Autoverkauf und „Anlegerberatung“
von Ulrich Wackerbarth
In die gleiche Richtung wie der hier bereits kritisierte Beitrag von Jahn geht nun der Aufsatz von Spindler: „Aufklärungspflichten eines Finanzdienstleisters über eigene Gewinnmargen? – Ein „Kick-Back“ zu viel“ in WM 2009, Heft 39, S. 1821 ff.
Spindler behauptet, es sei ein Widerspruch, dass der BGH auf der einen Seite eine Bank auch nur konzerneigene Produkte anbieten lasse (weil der Anleger das vernünftigerweise erwarten müsse), auf der anderen Seite aber verlange, es müsse über das Ausmaß des dabei in Rede stehenden Eigeninteresses aufgeklärt werden (aaO. S. 1823). Spindler meint, dem vernünftigen Anleger müsse doch auch klar sein, dass die Bank an dem Vertrieb eigener Produkte ein Eigeninteresse hat. Warum also noch über dessen Ausmaß aufklären?
Ich würde dem allenfalls dann zustimmen, wenn die Bankkunden sich darüber im Klaren sind, dass sie es nicht mit einer Beratung, sondern mit einem reinen Verkaufsgespräch zu tun haben, und wenn sie das verkaufte Produkt in gleicher Weise auch in der nächsten Filiale einer anderen Bank erwerben können, es also Wettbewerb gibt. Die seriöse Atmosphäre und die Tarnung des Verkaufsgesprächs als „Beratung“ erzeugen hingegen bei den Kunden (ggf. unberechtigtes) Vertrauen und verlangen nach einer Kompensation – und zwar eben in Form einer Offenlegung des „Wieviel“.
Nach Spindler rechtfertigt dagegen das der Bank entgegengebrachte Vertrauen allenfalls eine Aufklärung über den Informationsvorsprung des Finanzdienstleisters gegenüber dem Kunden (aaO., S. 1825).

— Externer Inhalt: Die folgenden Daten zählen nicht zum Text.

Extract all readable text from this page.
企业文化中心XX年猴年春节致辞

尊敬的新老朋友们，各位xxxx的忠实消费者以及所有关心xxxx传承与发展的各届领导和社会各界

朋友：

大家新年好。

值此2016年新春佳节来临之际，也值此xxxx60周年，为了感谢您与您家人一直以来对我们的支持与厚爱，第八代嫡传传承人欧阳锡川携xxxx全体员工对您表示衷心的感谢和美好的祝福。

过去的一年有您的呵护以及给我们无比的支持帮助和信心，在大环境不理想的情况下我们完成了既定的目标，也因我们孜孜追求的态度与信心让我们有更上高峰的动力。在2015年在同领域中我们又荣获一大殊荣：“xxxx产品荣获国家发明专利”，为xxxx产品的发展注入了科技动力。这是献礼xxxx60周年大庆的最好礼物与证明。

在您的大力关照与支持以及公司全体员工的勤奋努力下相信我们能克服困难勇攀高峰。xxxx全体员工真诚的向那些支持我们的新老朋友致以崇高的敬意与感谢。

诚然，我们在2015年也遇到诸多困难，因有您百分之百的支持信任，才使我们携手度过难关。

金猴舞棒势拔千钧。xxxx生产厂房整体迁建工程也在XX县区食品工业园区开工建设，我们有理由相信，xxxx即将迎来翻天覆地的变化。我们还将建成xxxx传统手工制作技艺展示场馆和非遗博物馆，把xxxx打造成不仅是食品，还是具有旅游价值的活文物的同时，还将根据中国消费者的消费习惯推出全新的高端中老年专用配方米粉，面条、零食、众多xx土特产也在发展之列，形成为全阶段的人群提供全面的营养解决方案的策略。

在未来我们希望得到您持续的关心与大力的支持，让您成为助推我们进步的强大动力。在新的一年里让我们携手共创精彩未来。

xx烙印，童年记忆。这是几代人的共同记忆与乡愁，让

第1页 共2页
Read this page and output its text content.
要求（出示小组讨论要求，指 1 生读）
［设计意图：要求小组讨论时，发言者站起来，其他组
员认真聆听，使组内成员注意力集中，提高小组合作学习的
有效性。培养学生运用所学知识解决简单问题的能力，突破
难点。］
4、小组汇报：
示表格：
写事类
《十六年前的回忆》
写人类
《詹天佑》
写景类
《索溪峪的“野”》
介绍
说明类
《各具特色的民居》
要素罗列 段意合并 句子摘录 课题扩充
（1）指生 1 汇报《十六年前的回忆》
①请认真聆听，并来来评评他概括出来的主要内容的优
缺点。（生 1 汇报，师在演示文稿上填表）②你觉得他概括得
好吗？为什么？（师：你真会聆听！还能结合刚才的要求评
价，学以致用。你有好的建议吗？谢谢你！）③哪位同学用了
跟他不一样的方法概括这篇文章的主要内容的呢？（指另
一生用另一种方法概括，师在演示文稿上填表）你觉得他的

Gehe es aber um Interessenkollisionen, müsse der Rechtscharakter des Grundgeschäfts durchschlagen. Und dieses ist seiner Meinung nach ein Austauschgeschäft, bei dem es zivilrechtlich nachgerade selbstverständlich sei, dass beim Vertrieb eigener Produkte der Kunde nicht darauf hingewiesen werden muss, mit der Empfehlung auch eigene Interessen zu verfolgen.
Selbst wenn man die Aufklärungspflicht als richtig unterstelle, müsse sie mit vergleichbaren Fallkonstellationen abgeglichen werden, so etwa mit einem Händler mit verschiedenen Produkten. Dort gebe es aber auch keine Aufklärungspflichten über die eigene Gewinnmarge. Damit vergleicht Spindler den Vertrieb von Finanzprodukten mit dem Kauf eines Fahrzeugs beim Autohändler oder eines Fernsehers im Technik-Markt um die Ecke. Gerade dieser Vergleich aber beschreibt eine Anlageberatung in einer Bank m.E. nur höchst unvollkommen.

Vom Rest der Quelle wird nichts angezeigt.